Why are app developers so damn important?
Follow the users
Marketers go where users are. This is the main reason behind the $100 billion figure mentioned above. Most of the internet consumption today is happening on mobile devices and, while on their mobile devices, users spend most of their time on apps. Users’ time on mobile web is decreasing and most mobile web properties are actually accessed through an app gateway: usually social networks such as Facebook or content aggregators such as Flipboard (on a side note, it will be interesting to see if Facebook’s recent 'Instant Articles' offering will establish its rule over the remaining mobile web ad market). With the addition of new screens such as connected TVs, wearable devices and cars as part of a growing IoT environment, user engagement online will mostly take place in an app-centric environment.

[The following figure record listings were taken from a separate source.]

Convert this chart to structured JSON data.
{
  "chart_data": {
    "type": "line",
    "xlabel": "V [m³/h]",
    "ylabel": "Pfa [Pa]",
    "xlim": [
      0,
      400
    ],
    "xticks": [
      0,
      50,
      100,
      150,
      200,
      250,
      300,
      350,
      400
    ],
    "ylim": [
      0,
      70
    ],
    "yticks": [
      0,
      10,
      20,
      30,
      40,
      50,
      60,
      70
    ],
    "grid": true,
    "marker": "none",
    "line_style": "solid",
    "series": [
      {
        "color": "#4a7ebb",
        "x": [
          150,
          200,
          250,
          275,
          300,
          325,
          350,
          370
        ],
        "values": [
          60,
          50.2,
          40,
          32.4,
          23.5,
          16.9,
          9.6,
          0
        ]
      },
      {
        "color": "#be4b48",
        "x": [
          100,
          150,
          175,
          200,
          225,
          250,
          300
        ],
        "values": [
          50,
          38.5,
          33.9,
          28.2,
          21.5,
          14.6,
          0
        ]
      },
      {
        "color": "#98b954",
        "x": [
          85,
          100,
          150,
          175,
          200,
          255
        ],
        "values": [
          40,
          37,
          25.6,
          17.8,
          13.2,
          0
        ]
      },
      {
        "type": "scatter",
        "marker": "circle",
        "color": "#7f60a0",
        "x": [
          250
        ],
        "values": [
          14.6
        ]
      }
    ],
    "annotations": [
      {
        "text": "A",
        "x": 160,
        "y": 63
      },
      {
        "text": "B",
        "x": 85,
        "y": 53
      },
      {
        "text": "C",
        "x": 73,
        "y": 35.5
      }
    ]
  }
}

It is important to note that three of our five horsemen are first and foremost publishers. They have been experiencing users’ shift to mobile firsthand and two of them, Facebook and Twitter, managed to truly harness the potential of this medium as 73% and 89% of their revenue, respectively, is already contributed to mobile (Yahoo is slowly getting there, with over 20% of its revenue coming from mobile). These giant publishers have acted as ‘closed gardens’ and they are now starting to open their gates and leverage their advantages for the benefit of both marketers and other publishers. These horsemen have strong direct and automated sales channels in place that can be leveraged to provide for the increasing demand for mobile inventory. Finally, the fact that these publishers are able to collect, match and use troves of login and other quality first-party data is a great advantage, especially in a cookieless in-app environment, and it definitely shows in their performance.
The other hat
Another reason for the recent developer love is the fact that developers can wear another hat - that of marketers. In order to monetise their apps, developers need to promote them and our horsemen love to help them do so. Since app discovery is still broken, most app developers are using demand side platforms (DSPs) and ad networks to promote their apps, enjoying performance-based pricing models such as cost per click (CPC) and cost per install (CPI). The fact that developers are already in bed with our horsemen coupled with the fact that they see great ROIs when promoting their apps with them (mainly due to the quality and scale of their user data, the less intrusive native ad formats and more advanced features such as deep-linking and ‘buy’ buttons), make a cross-sell of app install and app engagement ads a very low hanging fruit for them to pick.
Indeed, the race to win the hearts of app developer is often overlooked but I feel that it is detrimental in shaping the future of the digital economy realm.